EU, VOCÊ E NÓS EM MOVIMENTO: TECENDO REFLEXÕES DA CONSTRUÇÃO DE SI EM REDE
O estudo em tela buscou elementos que nos permitiram analisar de que modo as mobilizações politizadas de selfies nos perfis de usuárixs do Facebook contribuem para a construção de si, na justa medida em que os sujeitos ocupam-se de marcar sua posição política diante de determinadas questões sociais, tornando a experiência de si (e de dizer de si através de uma autorepresentação) um gesto ético.
A partir dessa experimentação, destacamos que as longitudes cartográficas desta pesquisa - relações, movimentações e emergências - nos possibilitam entender a colaboração e solidariedade coletiva em múltiplos cotidianos, o compromisso ético com x outro, com si e com as instituições democráticas e podem ser entendidas a partir das ideias de Castells (2013) e Di Felice, Pereira e Roza (2017). Ideias as quais se conectam e nos possibilitam aprofundar as problematizações de pesquisa:
▪ A primeira delas deve-se ao fato dos movimentos sociais surgirem da contradição e dos conflitos de sociedades específicas (CASTELLS, 2013), expressam as revoltas e os projetos das pessoas resultantes de sua experiência multidimensional, e têm várias características em comuns: são conectados de múltiplas formas; tendem a ocupar os espaços urbanos; eles são simultaneamente locais e globais; são amplamente espontâneos em sua origem, geralmente desencadeados por uma centelha de indignação; são virais; e profundamente autorreflexivos.

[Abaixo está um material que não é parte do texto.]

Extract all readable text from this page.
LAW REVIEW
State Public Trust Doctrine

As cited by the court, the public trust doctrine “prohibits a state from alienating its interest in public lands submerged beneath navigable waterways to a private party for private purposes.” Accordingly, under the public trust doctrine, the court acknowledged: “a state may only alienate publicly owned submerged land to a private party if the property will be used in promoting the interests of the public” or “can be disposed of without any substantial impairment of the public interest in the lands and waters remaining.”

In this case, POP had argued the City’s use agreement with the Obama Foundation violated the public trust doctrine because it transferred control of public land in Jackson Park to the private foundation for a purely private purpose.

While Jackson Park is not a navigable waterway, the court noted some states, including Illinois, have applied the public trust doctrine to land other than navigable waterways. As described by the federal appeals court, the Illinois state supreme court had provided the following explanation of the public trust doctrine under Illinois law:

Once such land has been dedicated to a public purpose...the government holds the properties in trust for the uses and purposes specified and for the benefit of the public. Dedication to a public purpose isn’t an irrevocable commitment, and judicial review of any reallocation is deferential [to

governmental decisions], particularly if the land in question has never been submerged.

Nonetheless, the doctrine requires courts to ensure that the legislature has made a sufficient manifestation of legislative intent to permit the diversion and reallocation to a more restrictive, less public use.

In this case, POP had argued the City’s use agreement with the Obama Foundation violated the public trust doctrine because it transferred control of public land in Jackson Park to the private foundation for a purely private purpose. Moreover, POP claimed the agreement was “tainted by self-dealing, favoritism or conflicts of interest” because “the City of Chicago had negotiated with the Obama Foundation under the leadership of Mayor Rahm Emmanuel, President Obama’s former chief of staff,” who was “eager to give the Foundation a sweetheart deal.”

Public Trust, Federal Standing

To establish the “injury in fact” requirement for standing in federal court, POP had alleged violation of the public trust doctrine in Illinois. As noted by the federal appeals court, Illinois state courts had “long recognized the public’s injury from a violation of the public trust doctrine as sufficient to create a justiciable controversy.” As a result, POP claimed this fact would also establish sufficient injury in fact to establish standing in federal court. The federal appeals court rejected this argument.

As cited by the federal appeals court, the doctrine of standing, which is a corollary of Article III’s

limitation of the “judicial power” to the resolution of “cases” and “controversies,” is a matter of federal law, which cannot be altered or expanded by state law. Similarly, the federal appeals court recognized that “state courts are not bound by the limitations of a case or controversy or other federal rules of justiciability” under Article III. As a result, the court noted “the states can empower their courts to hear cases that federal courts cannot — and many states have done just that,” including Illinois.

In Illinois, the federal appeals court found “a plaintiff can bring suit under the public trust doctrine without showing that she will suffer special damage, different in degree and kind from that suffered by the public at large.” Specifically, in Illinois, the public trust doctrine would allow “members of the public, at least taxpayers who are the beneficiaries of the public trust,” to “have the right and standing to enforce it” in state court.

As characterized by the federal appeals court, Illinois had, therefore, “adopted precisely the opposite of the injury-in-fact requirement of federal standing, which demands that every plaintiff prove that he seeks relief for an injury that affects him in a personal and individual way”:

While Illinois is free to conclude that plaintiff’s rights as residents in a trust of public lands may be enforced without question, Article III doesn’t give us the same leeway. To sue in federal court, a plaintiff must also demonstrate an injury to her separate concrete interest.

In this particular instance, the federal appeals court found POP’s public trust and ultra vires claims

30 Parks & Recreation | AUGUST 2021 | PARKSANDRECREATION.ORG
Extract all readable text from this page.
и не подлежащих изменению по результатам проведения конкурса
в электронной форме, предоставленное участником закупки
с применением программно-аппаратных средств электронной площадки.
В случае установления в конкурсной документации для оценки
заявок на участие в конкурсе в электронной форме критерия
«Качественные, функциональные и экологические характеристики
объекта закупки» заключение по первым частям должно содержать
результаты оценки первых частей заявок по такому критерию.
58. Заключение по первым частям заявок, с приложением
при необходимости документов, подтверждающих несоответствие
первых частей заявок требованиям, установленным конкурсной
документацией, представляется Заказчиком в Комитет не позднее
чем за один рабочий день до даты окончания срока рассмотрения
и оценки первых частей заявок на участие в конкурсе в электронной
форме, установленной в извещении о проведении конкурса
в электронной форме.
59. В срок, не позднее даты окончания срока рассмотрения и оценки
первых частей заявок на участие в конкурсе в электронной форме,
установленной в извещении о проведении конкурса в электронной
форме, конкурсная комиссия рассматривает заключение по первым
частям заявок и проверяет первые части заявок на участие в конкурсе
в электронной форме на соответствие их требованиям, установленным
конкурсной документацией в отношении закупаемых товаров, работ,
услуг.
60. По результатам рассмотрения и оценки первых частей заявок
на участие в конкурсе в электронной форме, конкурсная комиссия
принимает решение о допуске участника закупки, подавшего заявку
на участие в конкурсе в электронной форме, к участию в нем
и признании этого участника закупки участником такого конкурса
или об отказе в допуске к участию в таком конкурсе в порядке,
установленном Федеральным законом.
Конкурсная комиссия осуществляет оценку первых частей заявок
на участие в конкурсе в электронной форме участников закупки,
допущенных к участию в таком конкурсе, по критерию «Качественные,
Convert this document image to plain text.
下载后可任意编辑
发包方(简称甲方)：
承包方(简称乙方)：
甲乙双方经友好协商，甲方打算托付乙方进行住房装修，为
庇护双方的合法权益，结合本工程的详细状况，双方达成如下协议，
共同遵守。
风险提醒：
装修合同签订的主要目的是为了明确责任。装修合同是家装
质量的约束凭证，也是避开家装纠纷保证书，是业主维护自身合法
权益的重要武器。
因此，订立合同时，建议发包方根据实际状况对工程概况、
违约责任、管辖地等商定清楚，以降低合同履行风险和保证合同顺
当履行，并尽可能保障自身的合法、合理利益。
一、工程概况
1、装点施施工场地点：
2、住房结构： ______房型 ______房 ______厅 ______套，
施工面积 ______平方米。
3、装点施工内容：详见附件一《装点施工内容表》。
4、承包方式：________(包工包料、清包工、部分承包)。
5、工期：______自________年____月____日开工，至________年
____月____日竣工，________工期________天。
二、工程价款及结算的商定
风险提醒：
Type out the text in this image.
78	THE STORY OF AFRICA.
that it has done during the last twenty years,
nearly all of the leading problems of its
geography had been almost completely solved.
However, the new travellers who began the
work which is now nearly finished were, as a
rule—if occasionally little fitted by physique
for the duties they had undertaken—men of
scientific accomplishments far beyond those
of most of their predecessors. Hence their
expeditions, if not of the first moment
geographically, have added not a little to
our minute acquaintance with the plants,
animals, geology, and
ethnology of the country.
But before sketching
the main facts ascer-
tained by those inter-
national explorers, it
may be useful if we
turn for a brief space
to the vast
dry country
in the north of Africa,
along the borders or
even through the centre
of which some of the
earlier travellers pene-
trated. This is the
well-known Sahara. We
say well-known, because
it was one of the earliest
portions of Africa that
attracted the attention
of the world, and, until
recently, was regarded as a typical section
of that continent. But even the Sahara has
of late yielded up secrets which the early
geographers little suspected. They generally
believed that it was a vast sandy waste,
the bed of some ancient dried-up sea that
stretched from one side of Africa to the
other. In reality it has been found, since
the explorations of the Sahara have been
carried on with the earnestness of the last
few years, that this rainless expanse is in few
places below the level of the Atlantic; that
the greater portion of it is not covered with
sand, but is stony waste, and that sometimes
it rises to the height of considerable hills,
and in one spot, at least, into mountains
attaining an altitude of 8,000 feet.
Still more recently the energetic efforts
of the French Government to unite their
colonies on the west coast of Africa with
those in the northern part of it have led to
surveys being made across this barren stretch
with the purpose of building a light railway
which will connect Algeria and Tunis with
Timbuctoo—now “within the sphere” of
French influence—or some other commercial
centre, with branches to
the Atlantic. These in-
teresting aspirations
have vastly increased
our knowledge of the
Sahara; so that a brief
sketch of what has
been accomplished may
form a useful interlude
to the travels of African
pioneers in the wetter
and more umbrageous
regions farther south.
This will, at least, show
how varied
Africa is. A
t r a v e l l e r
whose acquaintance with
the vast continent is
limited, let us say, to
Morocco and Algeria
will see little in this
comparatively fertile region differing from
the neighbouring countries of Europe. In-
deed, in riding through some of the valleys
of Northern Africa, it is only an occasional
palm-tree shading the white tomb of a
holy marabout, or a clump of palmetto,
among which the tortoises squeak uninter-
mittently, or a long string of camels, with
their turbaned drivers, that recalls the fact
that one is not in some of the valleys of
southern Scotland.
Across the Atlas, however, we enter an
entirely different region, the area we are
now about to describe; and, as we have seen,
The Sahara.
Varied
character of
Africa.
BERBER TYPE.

▪ Atrelados a essa ideia, destacamos que os movimentos net-ativistas e as práticas de participação em rede expressam a experimentação de uma nova de participação e ativismo que, superando as formas ideológicas modernas, fundam-se nos diálogos contínuos com os dados, os dispositivos e as redes de informação, assumindo, consequentemente, uma forma emergente e temporária (DI FELICE; PEREIRA; e ROZA, 2017, p. 8).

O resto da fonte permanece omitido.